The reaction #"HCl(c) + NH"_3(g) ⇌ "NH"_4"Cl(s)"# is spontaneous only at low temperatures. What are the answers to the following questions?

(a) What is the sign of #ΔS# for the forward direction?
(b) What is the value of #ΔG# at equilibrium?
(c) What happens to the sign of #ΔG# as the temperature increases?
(d) What is the temperature in terms of #ΔH#and #ΔS# at the point where #ΔG# changes sign?
(e) How does the addition of more ammonium chloride affect the value of the equilibrium constant?
(f) How does an increase in temperature affect the value of the equilibrium constant?

1 Answer

Answer:

Here's what I get.

Explanation:

HCl(g) + NH₃(g) ⇌ NH₄Cl(s)

(a) The sign of #ΔS# for the forward reaction is negative.

You are converting 2 mol of gas to a solid. The freedom of motion of the gas particles decreases, so the entropy decreases.

(b) #ΔG = 0# at equilibrium.

#ΔG = 0# for any reaction that is at equilibrium.

(c) The forward reaction is spontaneous at low temperatures. When the temperature of the reaction increases, the sign of #ΔG# changes.

That means that #ΔG# is negative: #ΔG = 0#.

#ΔH –TΔS < 0#

#ΔH# is probably negative.

But #ΔS# is negative, so #TΔS# is negative, and #-TΔS# is positive.

If #T # is large enough, the #–TΔS# term will become so large and positive that it overcomes the #ΔH# term, and #ΔG# will become positive.

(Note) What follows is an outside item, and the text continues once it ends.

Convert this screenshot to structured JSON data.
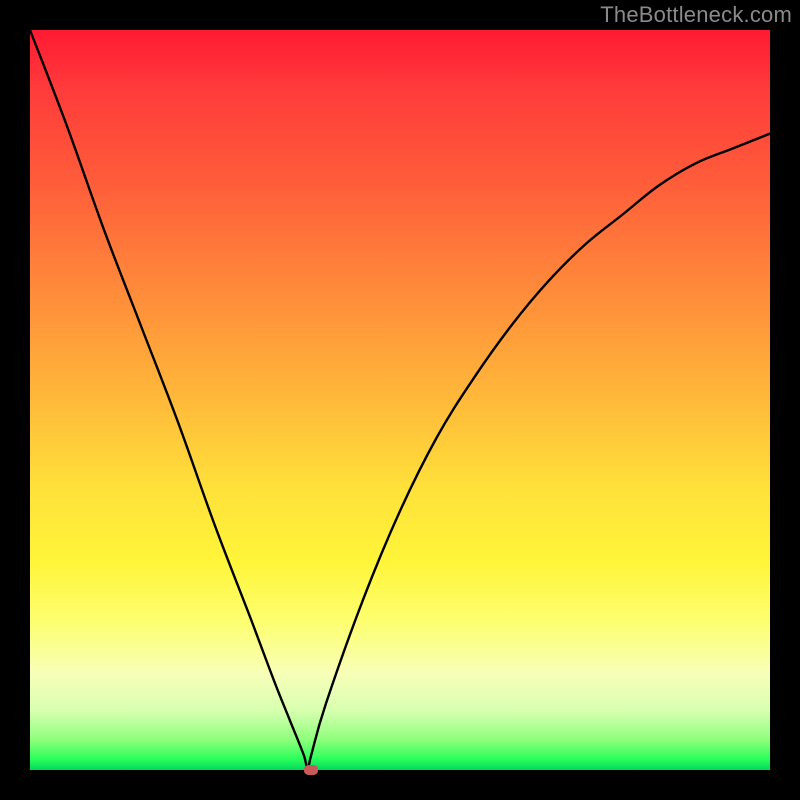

(d) At the point when the sign changes, #ΔG = 0#. At that point,

#T = (ΔH)/(ΔS)#

(e) The value of #K# is not affected by adding additional solid NH₄Cl.

The only thing that changes the value of #K# is changing the temperature.

(f) The value of #K# will decrease as the temperature increases.

We saw in Part (c) that #ΔG# becomes positive when the temperature is high enough.

The reaction becomes spontaneous in the reverse direction, so #K# must decrease as the temperature increases.